“Spring Monitoring” really doesn’t conjure up the adventurous nature of what Ann and I do this weekend. The objective sounds simple: visit locations where a spring is suspected to exist and gather data about it. The practice draws on many of our favorite skills and activities.
We start with an evening drive to the Black Rock desert where we spend the night on the remote and expansive playa.
In the morning more driving on roads that stay good for a surprisingly long time brings to our first spring, Willow Creek Reservoir. This is an excavation-dam combination, or impoundment as we later learn. There are large, long-clawed canine tracks in the mud at the edge – but not quite big enough for me to cry wolf.
That’s the practice run – the points that really pique our interest require cross country desert hiking. Smokey Creek Canyon provides a good combination of basalt cliffs, rosebush thickets, cattle trails, willow brush, and one magnificent great horned owl. He flies past us up the canyon, and watches us watch him as we approach again. His eyes are like kaleidoscopes to me.
We’re a bit disappointed when we find no spring at our first destination.
What we do find are ticks. This sage land resident is a familiar parasite, and we shift into frequent tick-check mode, knowing they commonly crawl around for hours before digging in.
The next site is much more satisfying – a marshy spring on the side of a rocky canyon. We happily gather our data and eat lunch.
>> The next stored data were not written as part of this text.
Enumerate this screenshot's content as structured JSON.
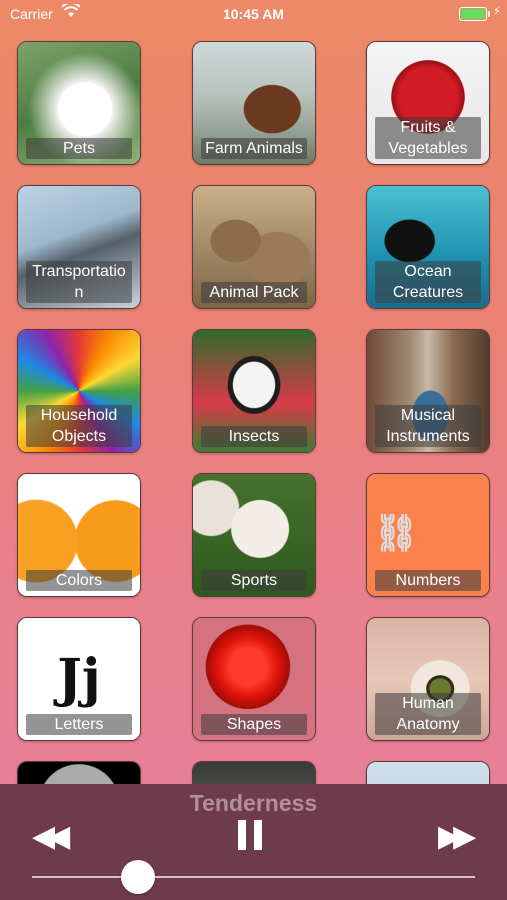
{
  "status_bar": {
    "carrier": "Carrier",
    "time": "10:45 AM",
    "battery_level": 1.0
  },
  "categories": [
    {
      "label": "Pets",
      "image": "white-dog-photo"
    },
    {
      "label": "Farm Animals",
      "image": "horse-photo"
    },
    {
      "label": "Fruits &\nVegetables",
      "image": "red-apple-photo"
    },
    {
      "label": "Transportatio\nn",
      "image": "fighter-jet-photo"
    },
    {
      "label": "Animal Pack",
      "image": "meerkats-photo"
    },
    {
      "label": "Ocean\nCreatures",
      "image": "orca-photo"
    },
    {
      "label": "Household\nObjects",
      "image": "colored-pencils-photo"
    },
    {
      "label": "Insects",
      "image": "butterfly-photo"
    },
    {
      "label": "Musical\nInstruments",
      "image": "guitar-photo"
    },
    {
      "label": "Colors",
      "image": "oranges-photo"
    },
    {
      "label": "Sports",
      "image": "baseballs-photo"
    },
    {
      "label": "Numbers",
      "image": "number-one-icon"
    },
    {
      "label": "Letters",
      "image": "letters-jj-icon",
      "glyph": "Jj"
    },
    {
      "label": "Shapes",
      "image": "red-sphere-icon"
    },
    {
      "label": "Human\nAnatomy",
      "image": "eye-photo"
    },
    {
      "label": "",
      "image": "moon-photo"
    },
    {
      "label": "",
      "image": "plant-photo"
    },
    {
      "label": "",
      "image": "snow-photo"
    }
  ],
  "player": {
    "track_title": "Tenderness",
    "rewind_icon": "rewind-icon",
    "pause_icon": "pause-icon",
    "forward_icon": "fast-forward-icon",
    "progress": 0.24
  }
}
Our day continues like this until our last spring near a road. We’re getting tired. Ann knows better, but in her fatigue moves a rock while sitting down. Shortly afterward, still in hyper tick-awareness, she feels a tickle in her armpit. When she grabs her shirt there she feels something much larger than a tick. In a moment of inspired deftness she unbuttons her shirt one-handed without letting the creature go. Once free she drops it to the ground, revealing this:
It’s our first serious encounter with a scorpion. We later learn that a scorpion sting here is usually about as dangerous as a bee sting. Not knowing that at the time, Ann gets a good adrenaline rush out of the encounter.
The rest of our day and night is peaceful, and we’re ready for some more after sunrise.
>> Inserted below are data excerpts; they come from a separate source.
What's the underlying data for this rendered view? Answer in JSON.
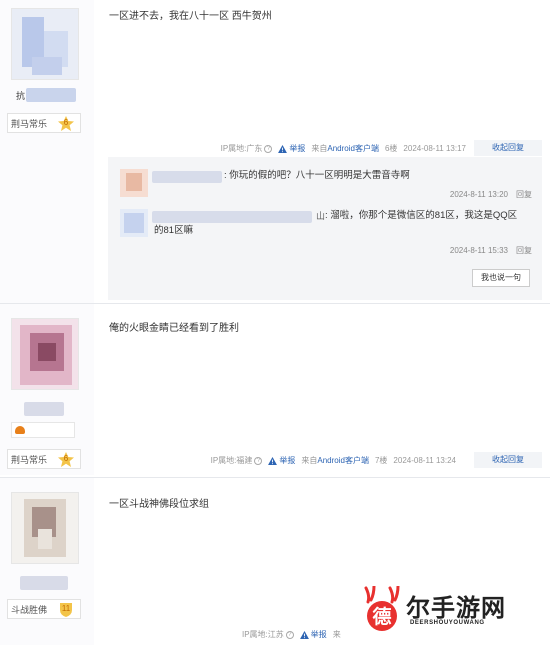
{
  "posts": [
    {
      "username_prefix": "抗",
      "badge_title": "荆马常乐",
      "badge_level": "6",
      "content": "一区进不去，我在八十一区 西牛贺州",
      "meta": {
        "ip": "IP属地:广东",
        "report": "举报",
        "source_prefix": "来自",
        "source_link": "Android客户端",
        "floor": "6楼",
        "time": "2024-08-11 13:17"
      },
      "collapse_label": "收起回复"
    },
    {
      "badge_title": "荆马常乐",
      "badge_level": "6",
      "content": "俺的火眼金睛已经看到了胜利",
      "meta": {
        "ip": "IP属地:福建",
        "report": "举报",
        "source_prefix": "来自",
        "source_link": "Android客户端",
        "floor": "7楼",
        "time": "2024-08-11 13:24"
      },
      "collapse_label": "收起回复"
    },
    {
      "badge_title": "斗战胜佛",
      "badge_level": "11",
      "content": "一区斗战神佛段位求组",
      "meta": {
        "ip": "IP属地:江苏",
        "report": "举报",
        "source_prefix": "来"
      }
    }
  ],
  "replies": [
    {
      "text_line1": ": 你玩的假的吧？八十一区明明是大雷音寺啊",
      "time": "2024-8-11 13:20",
      "reply_label": "回复"
    },
    {
      "name_suffix": "山",
      "text_line1": ": 溜啦，你那个是微信区的81区，我这是QQ区",
      "text_line2": "的81区嘛",
      "time": "2024-8-11 15:33",
      "reply_label": "回复"
    }
  ],
  "say_button": "我也说一句",
  "watermark": {
    "logo_char": "德",
    "text": "尔手游网",
    "subtext": "DEERSHOUYOUWANG"
  },
  "colors": {
    "link": "#2d64b3",
    "meta_text": "#999999",
    "badge_level": "#f3c449",
    "watermark_accent": "#e8312f"
  }
}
Another nonexistent spring awaits us above the cliffy McConnell canyon, along with a rattlesnake and nice views.
One more spring is just a memory with a trough and small dry impoundment.
I finish the trip off with a run along the road out, followed by Ann in the camper. We arrive back in Reno with just enough time for me to make a quick pinhole projector for viewing the annular eclipse between a few drifting clouds. I think the eclipse might be reflected more clearly in my eyeball than in my pinhole projection.
The weekends have been feeling full, and I think will continue in that vein this summer.